A password will be e-mailed to you.

Looking for Palestine:Growing Up Confused in an Arab-American Family başlıklı kitaptan alıntıdır.

Çeviri: Hale Eryılmaz

 

New York’da bir Kudüs’lü olarak yetiştirilmiş Filistinli-Lübnanlı-Amerikalı bir Hıristiyan kadınım.

Ancak, hayatıma bir WASP (Beyaz Anglo-Sakson Protestan) olarak başladım.

Boston’da, Ivy League (Sarmaşık Birliği okulları) edebiyat profesörü bir baba ile eşinin çocuğu olarak dünyaya geldim; bir yaşında Episcopal Kilisesi’nde vaftiz edildim; beş yaşına geldiğimde, Manhattan’ın yukarı doğu yakasında, mezunları arasında efsanevi Jacqueline Onassis gibi mükemmel yetiştirilmiş, iyi giyimli Amerikan aristokrasisi mensuplarının olmasıyla övünen özel bir kız okuluna gönderildim. İşte o noktada anladım ki –benimle ilgili- ciddi anlamda yanlış giden bir şeyler var.

Yeşil gofre tuniğim, ona uygun lastikli pantolonum (jimnastik ve dans dersleri için alta giyilenlerden), beyaz Peter Pan yakalı bluzum ve dize kadar yün çoraplarımla tam bir Chapin’li okul kızıydım.
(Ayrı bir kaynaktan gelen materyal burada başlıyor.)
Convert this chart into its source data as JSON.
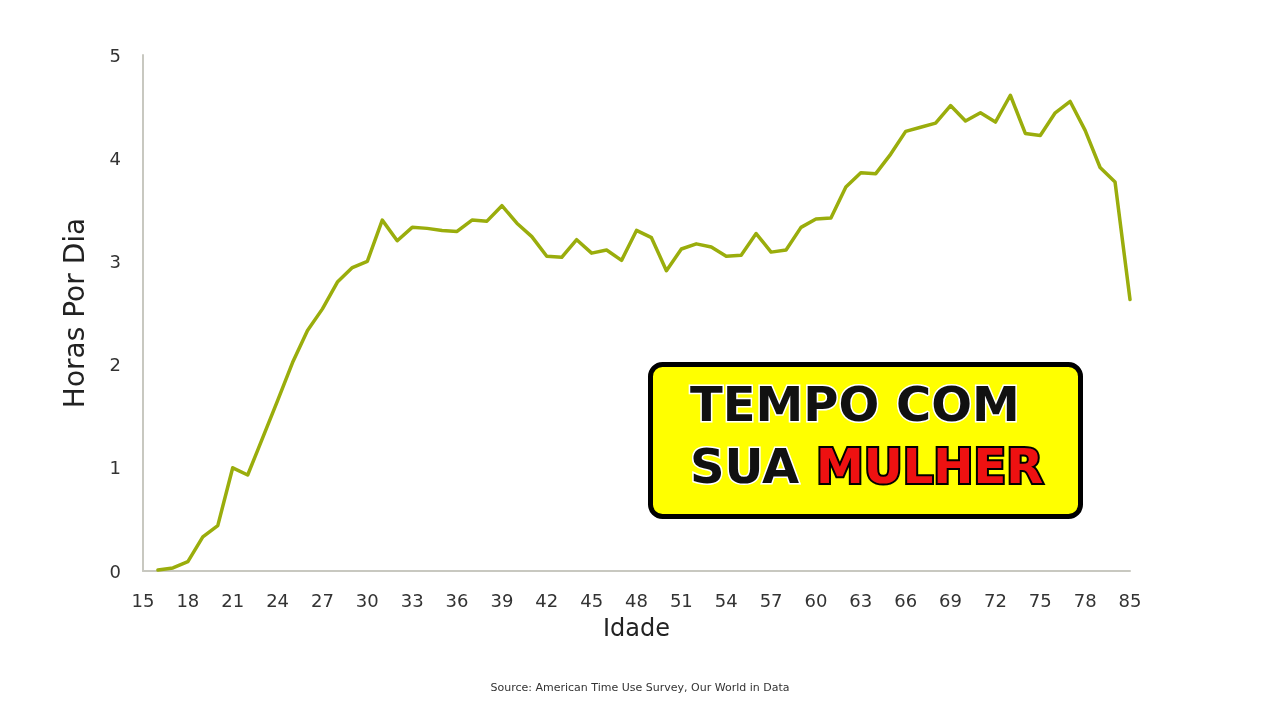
{
  "chart_data": {
    "type": "line",
    "xlabel": "Idade",
    "ylabel": "Horas Por Dia",
    "categories": [
      "15",
      null,
      null,
      "18",
      null,
      null,
      "21",
      null,
      null,
      "24",
      null,
      null,
      "27",
      null,
      null,
      "30",
      null,
      null,
      "33",
      null,
      null,
      "36",
      null,
      null,
      "39",
      null,
      null,
      "42",
      null,
      null,
      "45",
      null,
      null,
      "48",
      null,
      null,
      "51",
      null,
      null,
      "54",
      null,
      null,
      "57",
      null,
      null,
      "60",
      null,
      null,
      "63",
      null,
      null,
      "66",
      null,
      null,
      "69",
      null,
      null,
      "72",
      null,
      null,
      "75",
      null,
      null,
      "78",
      null,
      null,
      "85"
    ],
    "series": [
      {
        "color": "#9aad0c",
        "values": [
          null,
          0.01,
          0.03,
          0.09,
          0.33,
          0.44,
          1.0,
          0.93,
          1.29,
          1.65,
          2.02,
          2.33,
          2.54,
          2.8,
          2.94,
          3.0,
          3.4,
          3.2,
          3.33,
          3.32,
          3.3,
          3.29,
          3.4,
          3.39,
          3.54,
          3.37,
          3.24,
          3.05,
          3.04,
          3.21,
          3.08,
          3.11,
          3.01,
          3.3,
          3.23,
          2.91,
          3.12,
          3.17,
          3.14,
          3.05,
          3.06,
          3.27,
          3.09,
          3.11,
          3.33,
          3.41,
          3.42,
          3.72,
          3.86,
          3.85,
          4.04,
          4.26,
          4.3,
          4.34,
          4.51,
          4.36,
          4.44,
          4.35,
          4.61,
          4.24,
          4.22,
          4.44,
          4.55,
          4.27,
          3.91,
          3.77,
          2.63
        ]
      }
    ],
    "ylim": [
      0,
      5
    ],
    "yticks": [
      0,
      1,
      2,
      3,
      4,
      5
    ],
    "grid": false,
    "marker": "none",
    "line_style": "solid",
    "annotations": [
      "TEMPO COM SUA MULHER",
      "Source: American Time Use Survey, Our World in Data"
    ]
  }
}
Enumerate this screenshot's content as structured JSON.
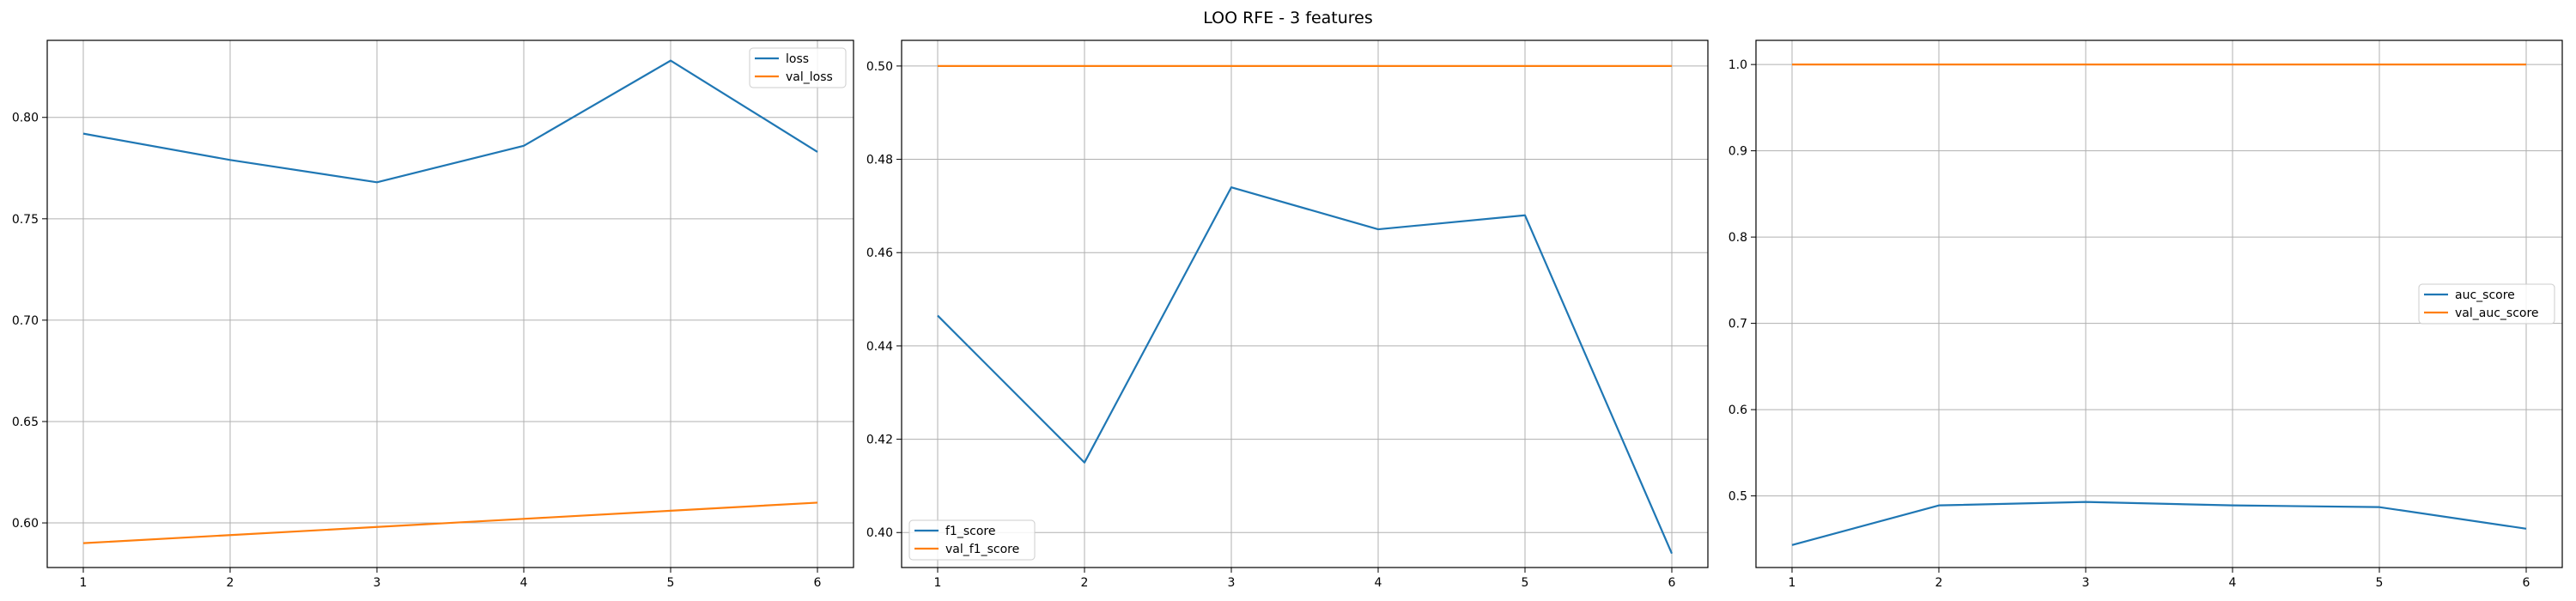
{
  "figure_title": "LOO RFE - 3 features",
  "colors": {
    "series1": "#1f77b4",
    "series2": "#ff7f0e",
    "grid": "#b0b0b0",
    "axis": "#000000"
  },
  "chart_data": [
    {
      "type": "line",
      "x": [
        1,
        2,
        3,
        4,
        5,
        6
      ],
      "xticks": [
        "1",
        "2",
        "3",
        "4",
        "5",
        "6"
      ],
      "ylim": [
        0.578,
        0.838
      ],
      "yticks": [
        "0.60",
        "0.65",
        "0.70",
        "0.75",
        "0.80"
      ],
      "ytick_values": [
        0.6,
        0.65,
        0.7,
        0.75,
        0.8
      ],
      "grid": true,
      "legend_position": "upper-right",
      "series": [
        {
          "name": "loss",
          "values": [
            0.792,
            0.779,
            0.768,
            0.786,
            0.828,
            0.783
          ]
        },
        {
          "name": "val_loss",
          "values": [
            0.59,
            0.594,
            0.598,
            0.602,
            0.606,
            0.61
          ]
        }
      ]
    },
    {
      "type": "line",
      "x": [
        1,
        2,
        3,
        4,
        5,
        6
      ],
      "xticks": [
        "1",
        "2",
        "3",
        "4",
        "5",
        "6"
      ],
      "ylim": [
        0.3925,
        0.5055
      ],
      "yticks": [
        "0.40",
        "0.42",
        "0.44",
        "0.46",
        "0.48",
        "0.50"
      ],
      "ytick_values": [
        0.4,
        0.42,
        0.44,
        0.46,
        0.48,
        0.5
      ],
      "grid": true,
      "legend_position": "lower-left",
      "series": [
        {
          "name": "f1_score",
          "values": [
            0.4465,
            0.415,
            0.474,
            0.465,
            0.468,
            0.3955
          ]
        },
        {
          "name": "val_f1_score",
          "values": [
            0.5,
            0.5,
            0.5,
            0.5,
            0.5,
            0.5
          ]
        }
      ]
    },
    {
      "type": "line",
      "x": [
        1,
        2,
        3,
        4,
        5,
        6
      ],
      "xticks": [
        "1",
        "2",
        "3",
        "4",
        "5",
        "6"
      ],
      "ylim": [
        0.417,
        1.028
      ],
      "yticks": [
        "0.5",
        "0.6",
        "0.7",
        "0.8",
        "0.9",
        "1.0"
      ],
      "ytick_values": [
        0.5,
        0.6,
        0.7,
        0.8,
        0.9,
        1.0
      ],
      "grid": true,
      "legend_position": "center-right",
      "series": [
        {
          "name": "auc_score",
          "values": [
            0.443,
            0.489,
            0.493,
            0.489,
            0.487,
            0.462
          ]
        },
        {
          "name": "val_auc_score",
          "values": [
            1.0,
            1.0,
            1.0,
            1.0,
            1.0,
            1.0
          ]
        }
      ]
    }
  ]
}
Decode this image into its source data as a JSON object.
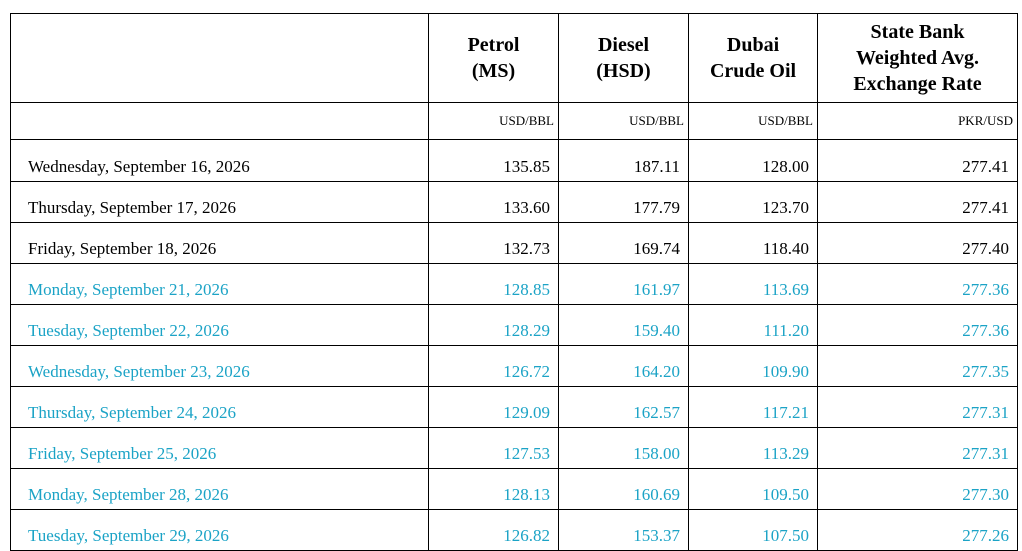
{
  "colors": {
    "text": "#000000",
    "highlight": "#1ba3c6",
    "border": "#000000"
  },
  "header": {
    "date_col": "",
    "petrol": [
      "Petrol",
      "(MS)"
    ],
    "diesel": [
      "Diesel",
      "(HSD)"
    ],
    "dubai": [
      "Dubai",
      "Crude Oil"
    ],
    "rate": [
      "State Bank",
      "Weighted Avg.",
      "Exchange Rate"
    ]
  },
  "units": {
    "date_col": "",
    "petrol": "USD/BBL",
    "diesel": "USD/BBL",
    "dubai": "USD/BBL",
    "rate": "PKR/USD"
  },
  "rows": [
    {
      "date": "Wednesday, September 16, 2026",
      "petrol": "135.85",
      "diesel": "187.11",
      "dubai": "128.00",
      "rate": "277.41",
      "highlight": false
    },
    {
      "date": "Thursday, September 17, 2026",
      "petrol": "133.60",
      "diesel": "177.79",
      "dubai": "123.70",
      "rate": "277.41",
      "highlight": false
    },
    {
      "date": "Friday, September 18, 2026",
      "petrol": "132.73",
      "diesel": "169.74",
      "dubai": "118.40",
      "rate": "277.40",
      "highlight": false
    },
    {
      "date": "Monday, September 21, 2026",
      "petrol": "128.85",
      "diesel": "161.97",
      "dubai": "113.69",
      "rate": "277.36",
      "highlight": true
    },
    {
      "date": "Tuesday, September 22, 2026",
      "petrol": "128.29",
      "diesel": "159.40",
      "dubai": "111.20",
      "rate": "277.36",
      "highlight": true
    },
    {
      "date": "Wednesday, September 23, 2026",
      "petrol": "126.72",
      "diesel": "164.20",
      "dubai": "109.90",
      "rate": "277.35",
      "highlight": true
    },
    {
      "date": "Thursday, September 24, 2026",
      "petrol": "129.09",
      "diesel": "162.57",
      "dubai": "117.21",
      "rate": "277.31",
      "highlight": true
    },
    {
      "date": "Friday, September 25, 2026",
      "petrol": "127.53",
      "diesel": "158.00",
      "dubai": "113.29",
      "rate": "277.31",
      "highlight": true
    },
    {
      "date": "Monday, September 28, 2026",
      "petrol": "128.13",
      "diesel": "160.69",
      "dubai": "109.50",
      "rate": "277.30",
      "highlight": true
    },
    {
      "date": "Tuesday, September 29, 2026",
      "petrol": "126.82",
      "diesel": "153.37",
      "dubai": "107.50",
      "rate": "277.26",
      "highlight": true
    }
  ]
}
Üzerinde süslü okul arması olan yeni yeşil blazer ceketim ve Fransa’dan alınma zarif ayakkabılarımla gurur duyuyordum. Ama en incelikli üniforma bile farklılıklarımı derhal görmeme engel değildi. Mükemmel sarışınlar deryasında kara saçlı bir sıçandım. Sınıfımda benden başka herkes yukarı doğu yakasında yaşıyora benziyordu;  ben yukarı batı yakasında, daha doğrusu o zamanlar çoğuna kabul edilmez görünen yukarı batı yakası sınırlarının çok uzağında yaşıyordum. Sınıf arkadaşlarımınki gibi cibinlikli bir yatağım, düzenli bir yatak odam ve güzel döşenmiş bir oturma odamız  ya da televizyonda gördüğüm tarzda  bir evimiz olmadı. Raflara ve masalara üst üste yığılmış kitaplar, pipolar, kalemler, oryantal kilimler, renkli duvarlar ve eve gelen ilginç konuklarımız vardı. Eve gelip gidenler arasında sadece Batı dünyasının kimi büyük bilim adamı ve yazarları – Noam Chomsky, Lillian Hellman, Norman Mailer, Jacques Derrida, Susan Sontag, Joan Didion- değil, aynı zamanda Filistin Direnişinin kaymak tabakası da vardı.

Biliyorum ki bugün de pek çok göçmen çocuk, sınıftan kültüre ya da güzellik standartlarına dek, hayatlarındaki her şeyle ilgili karmaşık mesajlardan dolayı aynı derecede akılları karışmış olarak büyüyorlar. Benim için de 1980’ler ve 90’larda New York’ta Lübnan’lı bir anne ile tanınmış Filistin’li bir babanın kızı olarak büyümek karmaşık ve rahatsız ediciydi. Kim olduğum ve dünyada nereye ait olduğum ile ilgili her şeyi sürekli sorguladım, sürekli kendi değerimi tarttım, kendimi başkalarıyla kıyasladım ve evimin, kültürümün, ailemin güzel, rahat, sevgi dolu dünyası ile başkalarının gözündeki sözde “barbar” ve “geri kalmış” yeri ve toplumu uzlaştırmak için çaresizce mücadele verdim. Hem Arapların hem Amerikalıların uyması “gereken” şablona neden bir “istisna” olduğumu ve neden bu kadar zorlu bir pozisyona sıkıştığımı hep merak ettim.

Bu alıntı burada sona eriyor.